В Дори, как и в Херсонесе, находят убежище ссыльные монахи-иконопочитатели. Христианство готы приняли от знаменитого епископа III века Ульфилы. Много сделал для обращения жителей страны Дори в православие и архиепископ Цареградский святой Златоуст.

Небезынтересно то, что в том же документе и сам Херсонес записан как Херсонес Доранский!

Плато горы Мангуп выше и просторнее всех окрестных гор. Она возвышается над уровнем окрестных долин на добрых 300 метров. «Положение Мангупа необыкновенно, — писал путешественник Кеппен. — Находясь, так сказать, между небом и землей, он мог бы, кажется, противостоять всем превратностям мира».

Бывая на Мангупе, я никак не мог отделаться от мысли о схожести его руин с херсонесскими. Да в этом, впрочем, нет ничего удивительного! Одна эпоха и одна судьба… На каменном утесе Тешкли-Бурун, что в переводе означает Дырявый мыс (скала вся буквально испещрена рукотворными пещерами), еще хорошо видны остатки былого княжеского дворца. Невдалеке то, что было некогда церковью. С высоты обрыва видна еще хорошо сохранившаяся древняя колесная дорога. Именно по ней привозили в Дори товары с побережья севастопольских бухт. Если идти к северной оконечности «Дырявого мыса», то можно попасть в пещерный храм. Спускаюсь по крутой, вырубленной в скале лестнице.

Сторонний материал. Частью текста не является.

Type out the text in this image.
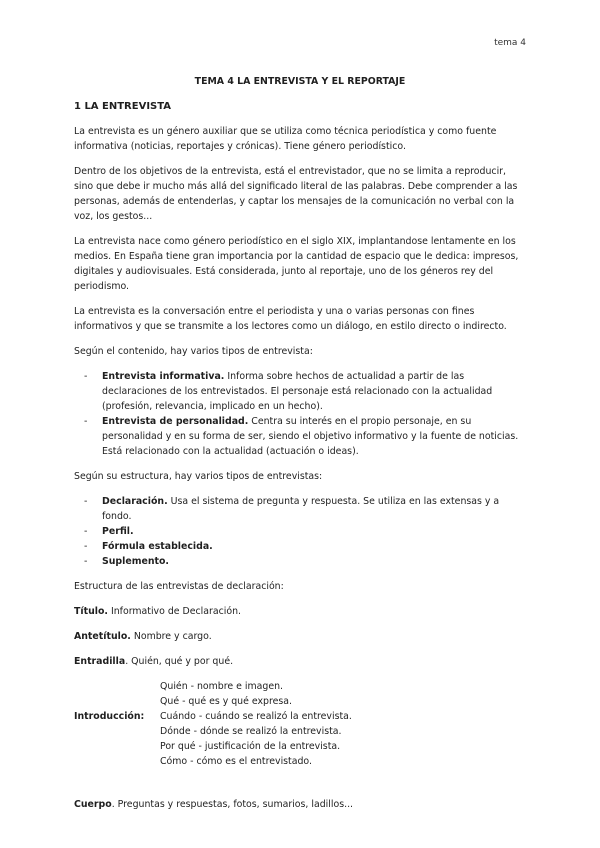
tema 4
TEMA 4 LA ENTREVISTA Y EL REPORTAJE
1 LA ENTREVISTA

La entrevista es un género auxiliar que se utiliza como técnica periodística y como fuente informativa (noticias, reportajes y crónicas). Tiene género periodístico.

Dentro de los objetivos de la entrevista, está el entrevistador, que no se limita a reproducir, sino que debe ir mucho más allá del significado literal de las palabras. Debe comprender a las personas, además de entenderlas, y captar los mensajes de la comunicación no verbal con la voz, los gestos...

La entrevista nace como género periodístico en el siglo XIX, implantandose lentamente en los medios. En España tiene gran importancia por la cantidad de espacio que le dedica: impresos, digitales y audiovisuales. Está considerada, junto al reportaje, uno de los géneros rey del periodismo.

La entrevista es la conversación entre el periodista y una o varias personas con fines informativos y que se transmite a los lectores como un diálogo, en estilo directo o indirecto.

Según el contenido, hay varios tipos de entrevista:

- Entrevista informativa. Informa sobre hechos de actualidad a partir de las declaraciones de los entrevistados. El personaje está relacionado con la actualidad (profesión, relevancia, implicado en un hecho).
- Entrevista de personalidad. Centra su interés en el propio personaje, en su personalidad y en su forma de ser, siendo el objetivo informativo y la fuente de noticias. Está relacionado con la actualidad (actuación o ideas).

Según su estructura, hay varios tipos de entrevistas:

- Declaración. Usa el sistema de pregunta y respuesta. Se utiliza en las extensas y a fondo.
- Perfil.
- Fórmula establecida.
- Suplemento.

Estructura de las entrevistas de declaración:

Título. Informativo de Declaración.

Antetítulo. Nombre y cargo.

Entradilla. Quién, qué y por qué.

Introducción:
Quién - nombre e imagen.
Qué - qué es y qué expresa.
Cuándo - cuándo se realizó la entrevista.
Dónde - dónde se realizó la entrevista.
Por qué - justificación de la entrevista.
Cómo - cómo es el entrevistado.

Cuerpo. Preguntas y respuestas, fotos, sumarios, ladillos...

В апсиде, восточной части базилики, буквально нависающей над головокружительной кручей, некогда был алтарь. Чуть дальше храма подземная тюрьма. В туманной дали проступает Инкерман — место отдохновения великого странствователя Одиссея и стоического подвига святого Климента. В позднее Средневековье именно Инкерман стал главным дорийским морским портом — Авлита.

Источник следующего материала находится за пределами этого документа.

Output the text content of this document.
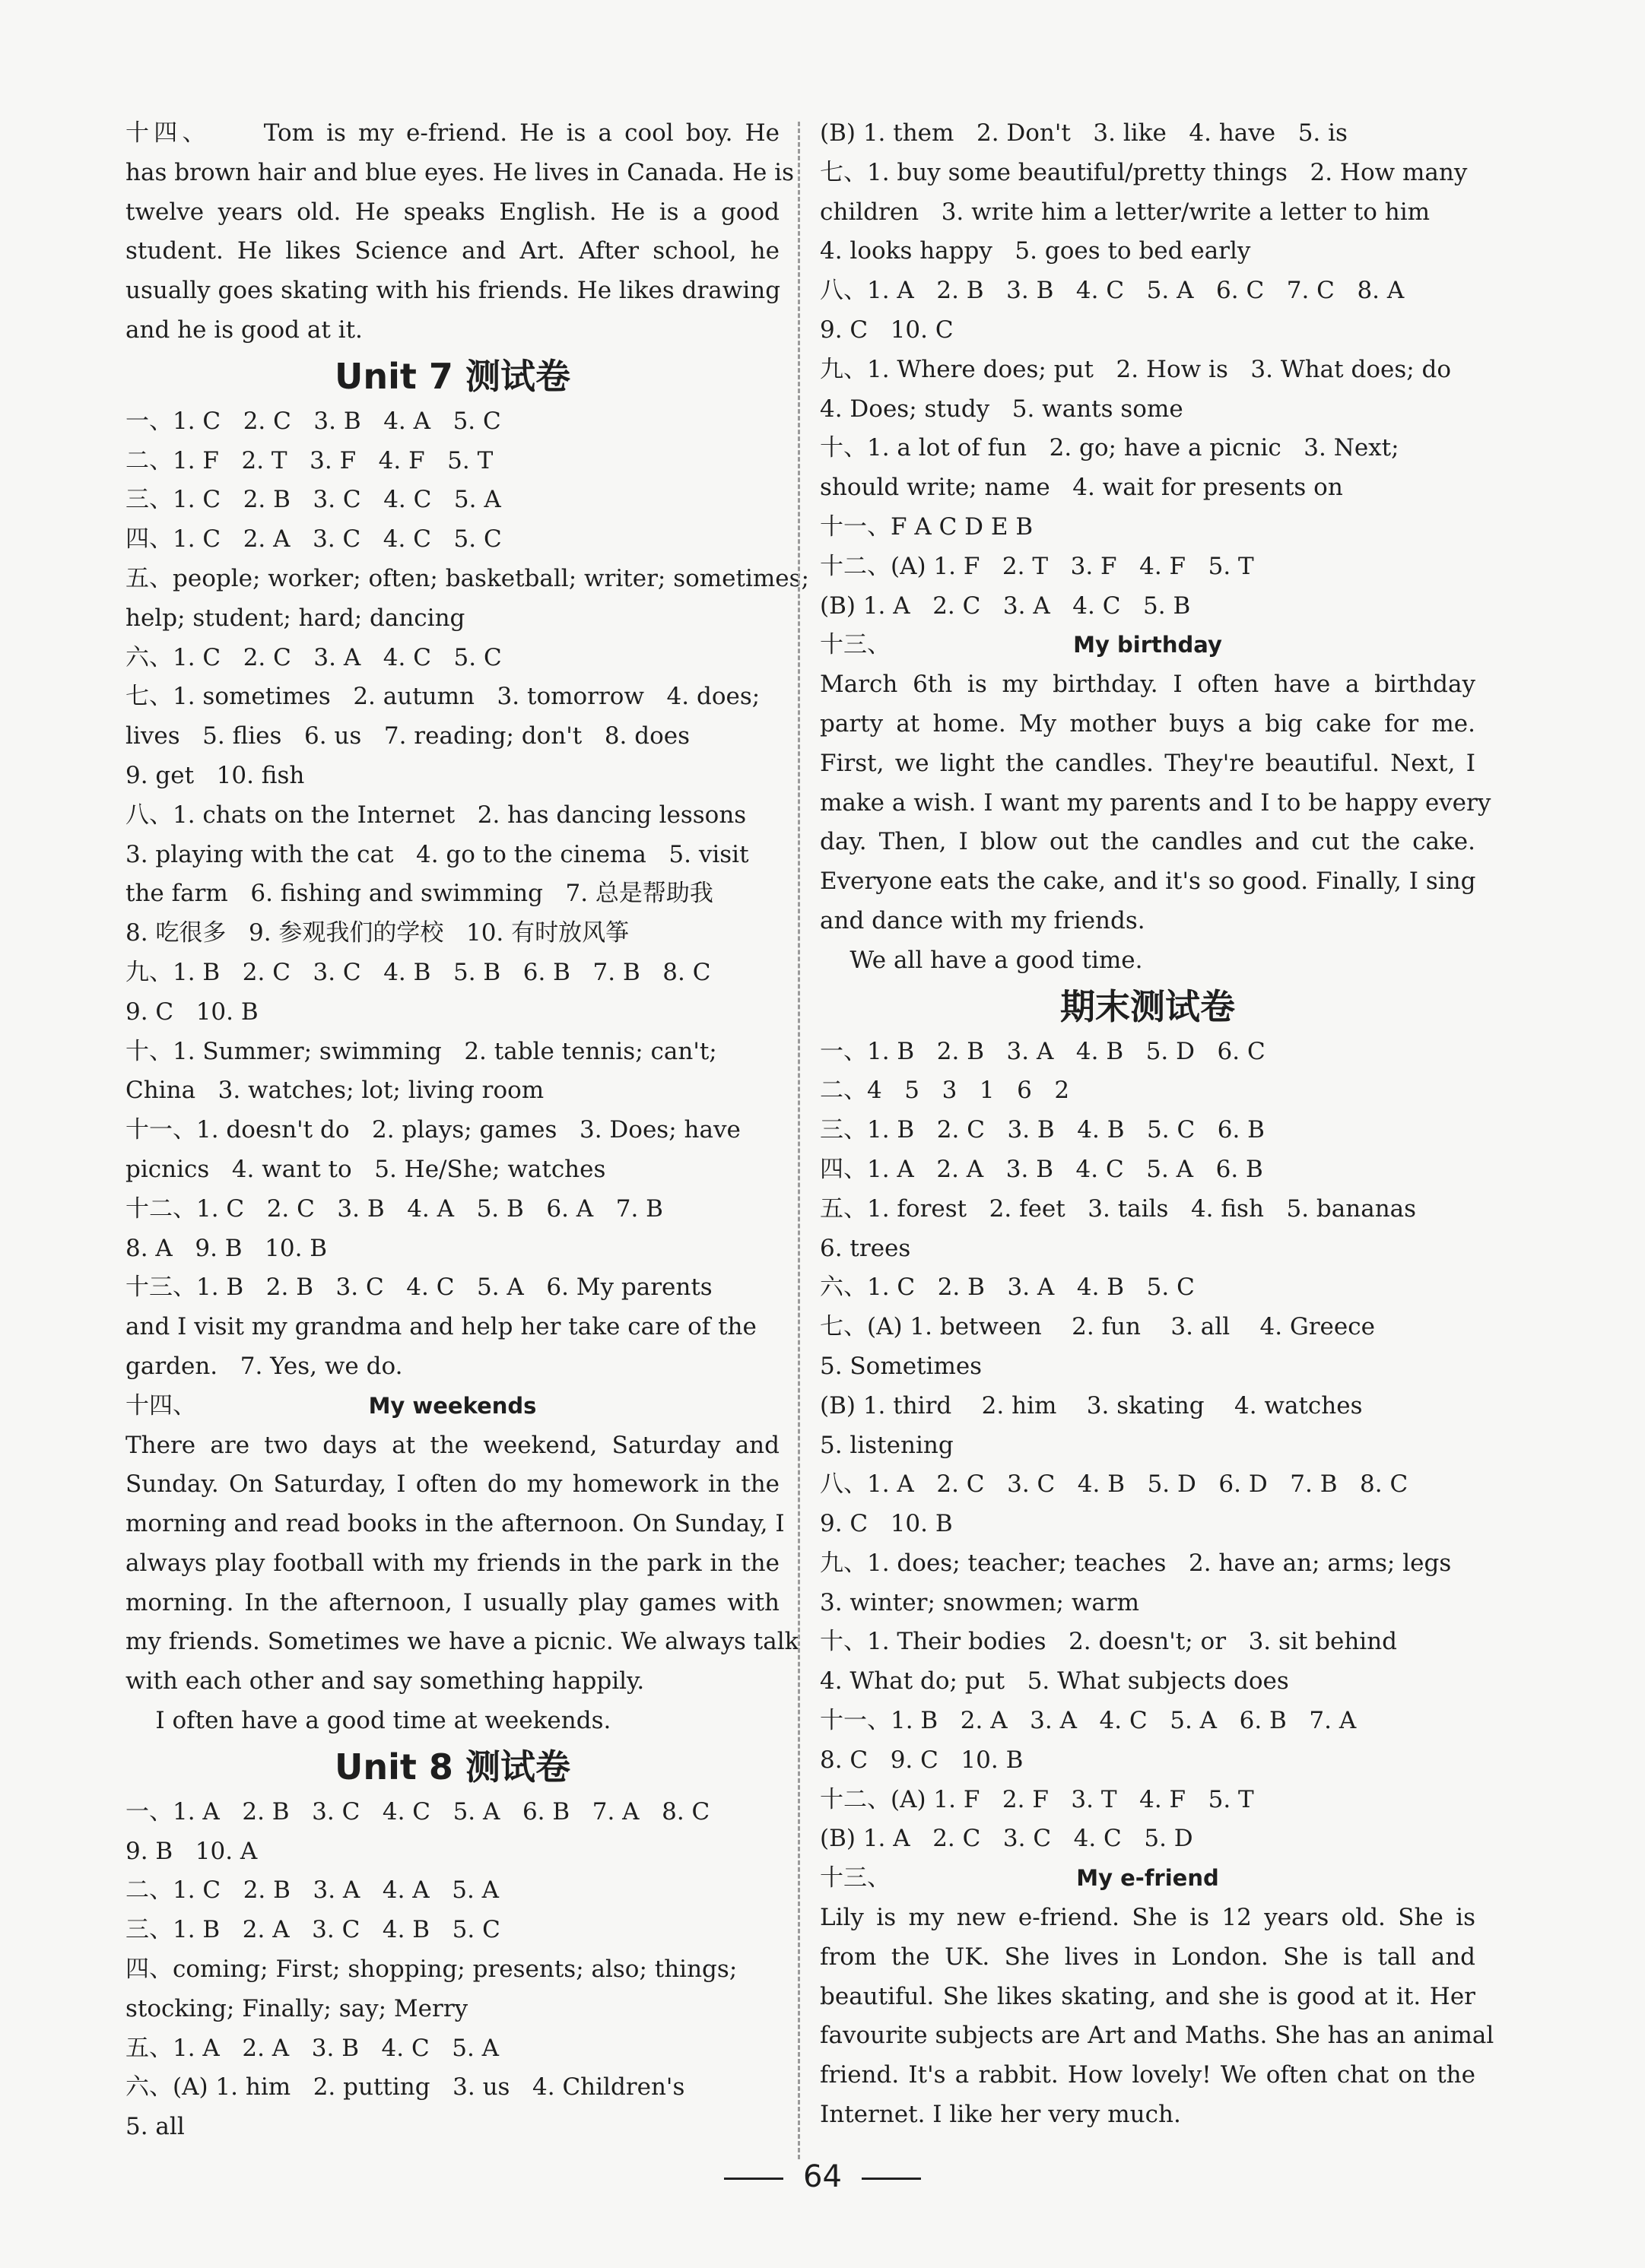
十四、 Tom is my e-friend. He is a cool boy. He
has brown hair and blue eyes. He lives in Canada. He is
twelve years old. He speaks English. He is a good
student. He likes Science and Art. After school, he
usually goes skating with his friends. He likes drawing
and he is good at it.
Unit 7 测试卷
一、1. C   2. C   3. B   4. A   5. C
二、1. F   2. T   3. F   4. F   5. T
三、1. C   2. B   3. C   4. C   5. A
四、1. C   2. A   3. C   4. C   5. C
五、people; worker; often; basketball; writer; sometimes;
help; student; hard; dancing
六、1. C   2. C   3. A   4. C   5. C
七、1. sometimes   2. autumn   3. tomorrow   4. does;
lives   5. flies   6. us   7. reading; don't   8. does
9. get   10. fish
八、1. chats on the Internet   2. has dancing lessons
3. playing with the cat   4. go to the cinema   5. visit
the farm   6. fishing and swimming   7. 总是帮助我
8. 吃很多   9. 参观我们的学校   10. 有时放风筝
九、1. B   2. C   3. C   4. B   5. B   6. B   7. B   8. C
9. C   10. B
十、1. Summer; swimming   2. table tennis; can't;
China   3. watches; lot; living room
十一、1. doesn't do   2. plays; games   3. Does; have
picnics   4. want to   5. He/She; watches
十二、1. C   2. C   3. B   4. A   5. B   6. A   7. B
8. A   9. B   10. B
十三、1. B   2. B   3. C   4. C   5. A   6. My parents
and I visit my grandma and help her take care of the
garden.   7. Yes, we do.
十四、	My weekends
There are two days at the weekend, Saturday and
Sunday. On Saturday, I often do my homework in the
morning and read books in the afternoon. On Sunday, I
always play football with my friends in the park in the
morning. In the afternoon, I usually play games with
my friends. Sometimes we have a picnic. We always talk
with each other and say something happily.
I often have a good time at weekends.
Unit 8 测试卷
一、1. A   2. B   3. C   4. C   5. A   6. B   7. A   8. C
9. B   10. A
二、1. C   2. B   3. A   4. A   5. A
三、1. B   2. A   3. C   4. B   5. C
四、coming; First; shopping; presents; also; things;
stocking; Finally; say; Merry
五、1. A   2. A   3. B   4. C   5. A
六、(A) 1. him   2. putting   3. us   4. Children's
5. all
(B) 1. them   2. Don't   3. like   4. have   5. is
七、1. buy some beautiful/pretty things   2. How many
children   3. write him a letter/write a letter to him
4. looks happy   5. goes to bed early
八、1. A   2. B   3. B   4. C   5. A   6. C   7. C   8. A
9. C   10. C
九、1. Where does; put   2. How is   3. What does; do
4. Does; study   5. wants some
十、1. a lot of fun   2. go; have a picnic   3. Next;
should write; name   4. wait for presents on
十一、F A C D E B
十二、(A) 1. F   2. T   3. F   4. F   5. T
(B) 1. A   2. C   3. A   4. C   5. B
十三、	My birthday
March 6th is my birthday. I often have a birthday
party at home. My mother buys a big cake for me.
First, we light the candles. They're beautiful. Next, I
make a wish. I want my parents and I to be happy every
day. Then, I blow out the candles and cut the cake.
Everyone eats the cake, and it's so good. Finally, I sing
and dance with my friends.
We all have a good time.
期末测试卷
一、1. B   2. B   3. A   4. B   5. D   6. C
二、4   5   3   1   6   2
三、1. B   2. C   3. B   4. B   5. C   6. B
四、1. A   2. A   3. B   4. C   5. A   6. B
五、1. forest   2. feet   3. tails   4. fish   5. bananas
6. trees
六、1. C   2. B   3. A   4. B   5. C
七、(A) 1. between    2. fun    3. all    4. Greece
5. Sometimes
(B) 1. third    2. him    3. skating    4. watches
5. listening
八、1. A   2. C   3. C   4. B   5. D   6. D   7. B   8. C
9. C   10. B
九、1. does; teacher; teaches   2. have an; arms; legs
3. winter; snowmen; warm
十、1. Their bodies   2. doesn't; or   3. sit behind
4. What do; put   5. What subjects does
十一、1. B   2. A   3. A   4. C   5. A   6. B   7. A
8. C   9. C   10. B
十二、(A) 1. F   2. F   3. T   4. F   5. T
(B) 1. A   2. C   3. C   4. C   5. D
十三、	My e-friend
Lily is my new e-friend. She is 12 years old. She is
from the UK. She lives in London. She is tall and
beautiful. She likes skating, and she is good at it. Her
favourite subjects are Art and Maths. She has an animal
friend. It's a rabbit. How lovely! We often chat on the
Internet. I like her very much.
64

Историки говорят, что люди пришли на Мангуп более шести тысяч лет назад. В эпоху так называемого энеолита. Кто они были? Три тысячи лет спустя здесь обитали древние тавры. Мангуп во все времена был прибежищем спасавшихся от нашествий. Словно вожделенный Сезам открывал он свои двери тем, кто нуждался в его защите. В III веке сюда пришли изможденные долгими скитаниями готы. Позади у них остался столетний поход от устья Вислы до крымских гор. Эти северяне готы верили в счастливую звезду своих вождей и своего народа. Они искали новую родину и нашли ее на Мангупе, назвав ее страной воинов Дори. Именно она стала их новым Отечеством. Именно здесь они приобщились к великим таинствам Священного города.

Схема Мангупа.

Раннесредневековые укрепления Мангупа были возведены во второй половине VI века, однако от них дошло немного. Следует сразу же отметить, что тот пояс стен и башен, который отсекает мысы Мангупа, перегораживая доступ со стороны оврагов, в основном принадлежит более позднему времени — XIV–XV векам — турецкому. Он составлял своего рода «второй рубеж обороны» по отношению к главному, включающему также и мысы плато. Археологические исследования 70-х годов выявили остатки укреплений на мысах Чамну-Бурун и Чуфу-Чеарган-Бурун, а также в верховьях балки Капу-Дере. Укрепления создавались в расселинах и на участках пологого склона — от обрыва до обрыва, — дополняя, таким образом, естественные неприступные преграды, и носили не сплошной, а узловой характер. Таким образом, при общей длине крепостных сооружений в 1500 метров длина оборонительного контура (с мысами) составляла более 6600 метров. Мангупское раннесредневековое укрепление, охватывавшее около 90 га площади плато, не имело себе равных в раннесредневековой Тавриде! Оно могло дать приют огромному по тому времени количеству окрестного населения со скотом и имуществом и при этом было обильно обеспечено водой.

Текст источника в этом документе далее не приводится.